Ira Flatow from National Public Radio hosts an hour-long mp3 show about the book, the Pigeon, Columba livia, that you will enjoy.
After 70 years as the star attraction, parrots will lose top billing at Parrot Jungle Island this summer. Falling short on ticket sales, the Miami tourist attraction will rename itself ”Jungle Island” to draw more attention to its orangutans, serpents and big cats, said owner Bern Levine. The new name, which will debut June 1, means the retirement of one of South Florida’s oldest tourism brands. Parrot Jungle opened in 1936 south of Miami and became famous for its leafy setting and wacky birds, including a bicycle-riding cockatiel named Pinky.
A photoessay detailing the story of two cockatoos in Australia .. one, a captive bird with only one wing, the other, a wild bird that visited … and stayed. The wild bird dug a nest in the ground and the two birds went to nest. Go to the link to see how the story ends up.

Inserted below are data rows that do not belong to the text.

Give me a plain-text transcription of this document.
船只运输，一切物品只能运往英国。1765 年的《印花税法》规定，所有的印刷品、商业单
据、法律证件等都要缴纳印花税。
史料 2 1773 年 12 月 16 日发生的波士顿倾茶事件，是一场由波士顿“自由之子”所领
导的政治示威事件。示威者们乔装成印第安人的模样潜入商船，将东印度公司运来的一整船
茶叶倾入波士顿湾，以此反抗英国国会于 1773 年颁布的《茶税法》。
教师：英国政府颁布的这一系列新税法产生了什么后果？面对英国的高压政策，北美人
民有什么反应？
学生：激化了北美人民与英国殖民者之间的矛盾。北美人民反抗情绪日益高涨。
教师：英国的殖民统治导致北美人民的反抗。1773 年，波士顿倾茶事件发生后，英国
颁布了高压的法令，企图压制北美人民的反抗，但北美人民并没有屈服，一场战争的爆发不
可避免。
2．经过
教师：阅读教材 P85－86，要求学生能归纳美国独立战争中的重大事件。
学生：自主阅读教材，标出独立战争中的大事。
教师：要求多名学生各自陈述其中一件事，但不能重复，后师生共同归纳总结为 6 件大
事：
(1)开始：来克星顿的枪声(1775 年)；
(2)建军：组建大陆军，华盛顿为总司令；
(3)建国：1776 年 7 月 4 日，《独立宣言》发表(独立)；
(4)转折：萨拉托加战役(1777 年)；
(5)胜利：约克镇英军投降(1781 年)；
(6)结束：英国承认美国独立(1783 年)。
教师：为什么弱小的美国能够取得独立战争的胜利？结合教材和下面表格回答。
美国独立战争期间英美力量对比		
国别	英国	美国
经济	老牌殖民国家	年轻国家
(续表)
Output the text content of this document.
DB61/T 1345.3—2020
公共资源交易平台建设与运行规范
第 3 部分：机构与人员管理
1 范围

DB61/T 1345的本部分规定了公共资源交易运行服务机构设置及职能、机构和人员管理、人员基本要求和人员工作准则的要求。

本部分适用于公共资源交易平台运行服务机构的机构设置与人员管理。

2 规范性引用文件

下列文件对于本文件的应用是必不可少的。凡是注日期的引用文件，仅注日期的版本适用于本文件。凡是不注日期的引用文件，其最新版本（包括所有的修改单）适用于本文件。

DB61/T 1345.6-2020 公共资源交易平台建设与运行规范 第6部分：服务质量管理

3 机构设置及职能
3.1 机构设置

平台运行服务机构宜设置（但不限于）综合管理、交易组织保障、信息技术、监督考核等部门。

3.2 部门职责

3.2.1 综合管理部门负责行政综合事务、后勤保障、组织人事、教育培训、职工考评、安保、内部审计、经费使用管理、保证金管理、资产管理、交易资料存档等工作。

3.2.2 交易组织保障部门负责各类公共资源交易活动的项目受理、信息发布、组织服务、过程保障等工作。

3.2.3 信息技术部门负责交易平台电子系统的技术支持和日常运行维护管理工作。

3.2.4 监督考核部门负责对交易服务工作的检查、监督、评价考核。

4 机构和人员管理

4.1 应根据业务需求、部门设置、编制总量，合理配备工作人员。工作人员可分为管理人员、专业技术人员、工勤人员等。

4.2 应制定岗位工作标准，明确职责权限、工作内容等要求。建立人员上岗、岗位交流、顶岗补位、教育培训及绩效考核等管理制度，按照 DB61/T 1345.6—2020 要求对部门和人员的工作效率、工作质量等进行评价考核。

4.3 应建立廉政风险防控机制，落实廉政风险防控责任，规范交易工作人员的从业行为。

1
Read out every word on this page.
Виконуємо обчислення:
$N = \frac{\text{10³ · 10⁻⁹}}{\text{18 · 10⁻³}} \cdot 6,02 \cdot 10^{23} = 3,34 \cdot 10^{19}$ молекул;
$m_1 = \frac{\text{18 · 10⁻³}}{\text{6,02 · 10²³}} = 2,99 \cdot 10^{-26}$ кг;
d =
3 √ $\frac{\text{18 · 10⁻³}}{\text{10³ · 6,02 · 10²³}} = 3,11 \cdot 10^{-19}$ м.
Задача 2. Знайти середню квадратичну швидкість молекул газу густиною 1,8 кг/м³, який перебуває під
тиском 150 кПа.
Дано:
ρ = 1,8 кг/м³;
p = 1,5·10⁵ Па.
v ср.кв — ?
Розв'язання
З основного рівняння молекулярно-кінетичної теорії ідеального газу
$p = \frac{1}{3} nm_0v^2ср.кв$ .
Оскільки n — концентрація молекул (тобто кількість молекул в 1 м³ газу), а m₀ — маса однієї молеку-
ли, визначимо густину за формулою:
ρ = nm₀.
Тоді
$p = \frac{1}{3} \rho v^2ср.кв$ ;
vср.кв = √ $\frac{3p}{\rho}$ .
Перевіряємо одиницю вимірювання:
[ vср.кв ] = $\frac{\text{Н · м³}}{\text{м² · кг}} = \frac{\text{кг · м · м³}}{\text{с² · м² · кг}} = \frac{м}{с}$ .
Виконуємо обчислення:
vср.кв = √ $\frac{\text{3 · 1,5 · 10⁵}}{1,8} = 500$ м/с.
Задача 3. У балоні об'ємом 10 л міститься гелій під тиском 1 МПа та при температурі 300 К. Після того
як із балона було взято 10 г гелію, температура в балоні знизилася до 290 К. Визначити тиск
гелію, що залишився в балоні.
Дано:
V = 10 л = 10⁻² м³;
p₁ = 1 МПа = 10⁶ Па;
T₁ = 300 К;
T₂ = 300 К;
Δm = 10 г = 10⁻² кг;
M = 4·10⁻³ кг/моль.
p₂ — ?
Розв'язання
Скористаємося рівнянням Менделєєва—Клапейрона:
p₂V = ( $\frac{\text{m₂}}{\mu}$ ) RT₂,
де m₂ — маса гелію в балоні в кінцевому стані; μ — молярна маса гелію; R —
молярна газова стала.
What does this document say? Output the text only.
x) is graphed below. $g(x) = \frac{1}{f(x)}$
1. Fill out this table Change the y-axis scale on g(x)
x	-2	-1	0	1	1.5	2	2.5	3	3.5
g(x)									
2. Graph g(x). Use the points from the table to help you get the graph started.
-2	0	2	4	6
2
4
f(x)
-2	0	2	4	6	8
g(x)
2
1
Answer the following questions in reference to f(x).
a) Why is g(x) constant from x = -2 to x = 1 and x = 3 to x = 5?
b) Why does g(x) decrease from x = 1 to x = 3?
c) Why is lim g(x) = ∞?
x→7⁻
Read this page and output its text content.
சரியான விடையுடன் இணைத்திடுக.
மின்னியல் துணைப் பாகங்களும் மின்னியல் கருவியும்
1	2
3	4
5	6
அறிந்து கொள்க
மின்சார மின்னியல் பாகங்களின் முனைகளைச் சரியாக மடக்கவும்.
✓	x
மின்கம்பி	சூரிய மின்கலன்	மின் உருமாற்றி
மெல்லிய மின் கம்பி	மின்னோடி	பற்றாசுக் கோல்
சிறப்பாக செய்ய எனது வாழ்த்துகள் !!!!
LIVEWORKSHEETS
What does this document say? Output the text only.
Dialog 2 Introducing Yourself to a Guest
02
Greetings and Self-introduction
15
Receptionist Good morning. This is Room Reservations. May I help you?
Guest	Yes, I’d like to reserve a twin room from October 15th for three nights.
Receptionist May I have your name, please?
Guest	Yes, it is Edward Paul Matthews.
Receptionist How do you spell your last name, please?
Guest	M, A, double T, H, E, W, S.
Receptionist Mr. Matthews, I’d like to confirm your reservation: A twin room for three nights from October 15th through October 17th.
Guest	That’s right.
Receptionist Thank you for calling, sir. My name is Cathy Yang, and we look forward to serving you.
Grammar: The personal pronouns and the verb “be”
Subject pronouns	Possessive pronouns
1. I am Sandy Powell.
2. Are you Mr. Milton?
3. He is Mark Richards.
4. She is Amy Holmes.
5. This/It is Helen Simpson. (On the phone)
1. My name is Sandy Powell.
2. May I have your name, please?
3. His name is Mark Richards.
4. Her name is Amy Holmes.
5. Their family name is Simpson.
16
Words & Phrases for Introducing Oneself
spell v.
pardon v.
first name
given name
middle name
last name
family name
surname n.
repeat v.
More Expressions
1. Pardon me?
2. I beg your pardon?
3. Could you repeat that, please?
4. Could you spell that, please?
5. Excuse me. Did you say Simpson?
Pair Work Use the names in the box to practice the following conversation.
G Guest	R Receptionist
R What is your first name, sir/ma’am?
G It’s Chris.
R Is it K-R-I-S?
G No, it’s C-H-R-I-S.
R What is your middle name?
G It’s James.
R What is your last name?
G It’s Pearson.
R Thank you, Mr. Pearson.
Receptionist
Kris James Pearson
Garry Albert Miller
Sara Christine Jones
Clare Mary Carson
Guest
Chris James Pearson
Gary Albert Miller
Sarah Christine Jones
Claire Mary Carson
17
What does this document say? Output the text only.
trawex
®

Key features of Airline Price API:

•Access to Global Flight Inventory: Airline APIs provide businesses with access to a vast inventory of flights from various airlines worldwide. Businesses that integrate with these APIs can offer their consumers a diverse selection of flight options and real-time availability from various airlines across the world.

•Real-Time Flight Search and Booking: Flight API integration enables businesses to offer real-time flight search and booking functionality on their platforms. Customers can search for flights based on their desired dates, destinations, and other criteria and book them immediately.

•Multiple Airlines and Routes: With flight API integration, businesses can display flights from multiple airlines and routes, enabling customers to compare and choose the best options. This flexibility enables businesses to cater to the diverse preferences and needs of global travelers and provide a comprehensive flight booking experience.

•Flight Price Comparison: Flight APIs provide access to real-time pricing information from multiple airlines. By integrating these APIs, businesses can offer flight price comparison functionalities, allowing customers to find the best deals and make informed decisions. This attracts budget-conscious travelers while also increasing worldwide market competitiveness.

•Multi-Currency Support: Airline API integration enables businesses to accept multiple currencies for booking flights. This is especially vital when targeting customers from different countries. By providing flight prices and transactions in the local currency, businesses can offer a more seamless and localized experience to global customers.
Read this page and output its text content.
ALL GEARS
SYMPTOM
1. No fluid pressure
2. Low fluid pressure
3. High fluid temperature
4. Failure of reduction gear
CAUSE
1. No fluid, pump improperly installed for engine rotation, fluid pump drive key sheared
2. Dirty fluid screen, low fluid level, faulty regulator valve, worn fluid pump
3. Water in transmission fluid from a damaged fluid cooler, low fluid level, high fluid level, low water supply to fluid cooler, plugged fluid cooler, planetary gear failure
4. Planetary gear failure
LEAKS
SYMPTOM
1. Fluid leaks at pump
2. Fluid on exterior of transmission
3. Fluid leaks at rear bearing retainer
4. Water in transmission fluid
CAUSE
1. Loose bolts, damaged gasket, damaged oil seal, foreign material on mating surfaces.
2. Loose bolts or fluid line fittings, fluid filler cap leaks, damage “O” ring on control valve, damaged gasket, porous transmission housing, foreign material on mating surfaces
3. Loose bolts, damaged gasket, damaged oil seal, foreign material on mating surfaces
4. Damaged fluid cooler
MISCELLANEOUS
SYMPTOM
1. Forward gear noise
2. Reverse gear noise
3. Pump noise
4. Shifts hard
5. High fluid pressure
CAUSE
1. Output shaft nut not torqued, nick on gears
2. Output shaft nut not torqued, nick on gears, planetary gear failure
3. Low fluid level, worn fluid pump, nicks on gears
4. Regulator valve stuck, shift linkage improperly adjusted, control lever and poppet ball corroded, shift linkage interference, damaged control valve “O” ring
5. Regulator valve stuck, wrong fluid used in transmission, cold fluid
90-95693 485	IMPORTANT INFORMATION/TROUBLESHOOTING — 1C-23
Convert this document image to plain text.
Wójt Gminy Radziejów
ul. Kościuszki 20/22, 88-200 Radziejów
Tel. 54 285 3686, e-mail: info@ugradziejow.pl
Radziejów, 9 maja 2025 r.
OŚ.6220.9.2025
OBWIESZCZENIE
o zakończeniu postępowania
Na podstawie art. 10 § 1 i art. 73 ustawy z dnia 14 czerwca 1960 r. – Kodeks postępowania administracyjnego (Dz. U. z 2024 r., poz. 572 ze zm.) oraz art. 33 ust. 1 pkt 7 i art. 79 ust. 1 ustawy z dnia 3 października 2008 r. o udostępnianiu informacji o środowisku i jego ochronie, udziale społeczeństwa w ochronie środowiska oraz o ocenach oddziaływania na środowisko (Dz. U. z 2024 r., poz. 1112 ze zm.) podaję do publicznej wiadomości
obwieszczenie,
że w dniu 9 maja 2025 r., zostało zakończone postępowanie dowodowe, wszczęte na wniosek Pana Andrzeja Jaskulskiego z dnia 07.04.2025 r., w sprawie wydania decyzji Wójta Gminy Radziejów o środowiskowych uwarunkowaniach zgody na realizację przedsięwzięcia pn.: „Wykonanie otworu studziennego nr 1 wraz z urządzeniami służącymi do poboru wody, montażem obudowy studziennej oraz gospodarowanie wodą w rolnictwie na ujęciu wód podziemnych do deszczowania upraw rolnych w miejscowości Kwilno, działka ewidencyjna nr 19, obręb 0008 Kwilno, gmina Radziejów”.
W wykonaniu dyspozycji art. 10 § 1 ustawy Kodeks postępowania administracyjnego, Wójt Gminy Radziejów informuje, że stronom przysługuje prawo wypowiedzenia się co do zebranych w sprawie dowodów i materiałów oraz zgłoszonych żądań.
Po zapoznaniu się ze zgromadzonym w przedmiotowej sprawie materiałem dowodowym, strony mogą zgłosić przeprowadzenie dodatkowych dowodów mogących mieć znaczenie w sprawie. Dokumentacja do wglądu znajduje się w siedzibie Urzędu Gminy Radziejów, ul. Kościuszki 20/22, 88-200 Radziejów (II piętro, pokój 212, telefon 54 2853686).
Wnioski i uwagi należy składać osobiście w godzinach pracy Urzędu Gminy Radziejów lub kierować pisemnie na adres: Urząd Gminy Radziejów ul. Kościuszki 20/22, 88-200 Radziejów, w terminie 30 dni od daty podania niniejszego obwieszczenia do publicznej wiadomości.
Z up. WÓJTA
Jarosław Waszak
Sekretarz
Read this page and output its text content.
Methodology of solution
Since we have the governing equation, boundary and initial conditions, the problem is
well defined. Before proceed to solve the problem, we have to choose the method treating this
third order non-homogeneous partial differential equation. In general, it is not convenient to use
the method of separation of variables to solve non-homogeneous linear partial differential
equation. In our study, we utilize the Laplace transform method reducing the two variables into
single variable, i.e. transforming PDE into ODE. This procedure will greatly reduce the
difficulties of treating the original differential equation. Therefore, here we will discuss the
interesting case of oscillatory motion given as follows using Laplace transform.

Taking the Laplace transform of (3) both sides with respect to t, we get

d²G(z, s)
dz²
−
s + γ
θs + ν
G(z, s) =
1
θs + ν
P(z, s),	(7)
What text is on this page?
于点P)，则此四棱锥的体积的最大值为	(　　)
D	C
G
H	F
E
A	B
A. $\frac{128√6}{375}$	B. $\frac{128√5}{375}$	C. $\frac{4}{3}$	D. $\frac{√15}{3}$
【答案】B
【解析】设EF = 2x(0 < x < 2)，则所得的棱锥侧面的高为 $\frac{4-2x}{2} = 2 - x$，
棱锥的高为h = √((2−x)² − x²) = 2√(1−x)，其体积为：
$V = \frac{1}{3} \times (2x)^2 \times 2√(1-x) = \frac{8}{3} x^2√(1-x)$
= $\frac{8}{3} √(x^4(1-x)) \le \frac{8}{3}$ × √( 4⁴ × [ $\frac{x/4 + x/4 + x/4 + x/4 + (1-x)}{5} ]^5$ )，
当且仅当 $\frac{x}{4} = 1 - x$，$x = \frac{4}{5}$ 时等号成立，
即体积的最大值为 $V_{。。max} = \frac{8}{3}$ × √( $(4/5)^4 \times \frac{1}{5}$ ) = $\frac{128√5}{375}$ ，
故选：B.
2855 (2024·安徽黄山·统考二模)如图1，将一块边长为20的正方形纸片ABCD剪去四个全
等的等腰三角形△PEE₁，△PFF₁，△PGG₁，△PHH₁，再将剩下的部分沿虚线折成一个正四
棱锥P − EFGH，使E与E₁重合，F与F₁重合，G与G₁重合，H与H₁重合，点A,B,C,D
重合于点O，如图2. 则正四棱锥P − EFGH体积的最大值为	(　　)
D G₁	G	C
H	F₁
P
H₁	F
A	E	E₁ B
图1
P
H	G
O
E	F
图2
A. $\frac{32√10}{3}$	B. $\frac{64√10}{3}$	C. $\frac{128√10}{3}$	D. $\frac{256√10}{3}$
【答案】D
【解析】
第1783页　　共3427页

The Fine Print: Thanks in advance to Ian for catching my typos; as you probably know by now, I put a few typographical errors in these documents just so Ian can find them! The featured image appears here with the kind permission of the photographer, so please contact him if you also wish to purchase this or other of his images. Other images are resized and are either linked from the news story that they accompany or they are credited and linked back to the photographer.
What is the point of Birds in the News? I publish BITN each week because I want to increase people’s awareness of the importance of birds in our everyday lives. Birds represent many things to us; beauty, freedom, music, wildness. But everywhere, birds are coming under increasing pressure for their very survival, and by linking to news stories about birds, I hope to make the smallest impression upon the public and the mainstream media, as well as our decision-makers, that birds are an important feature of our everyday lives, that there are so many reasons that we could not do without them.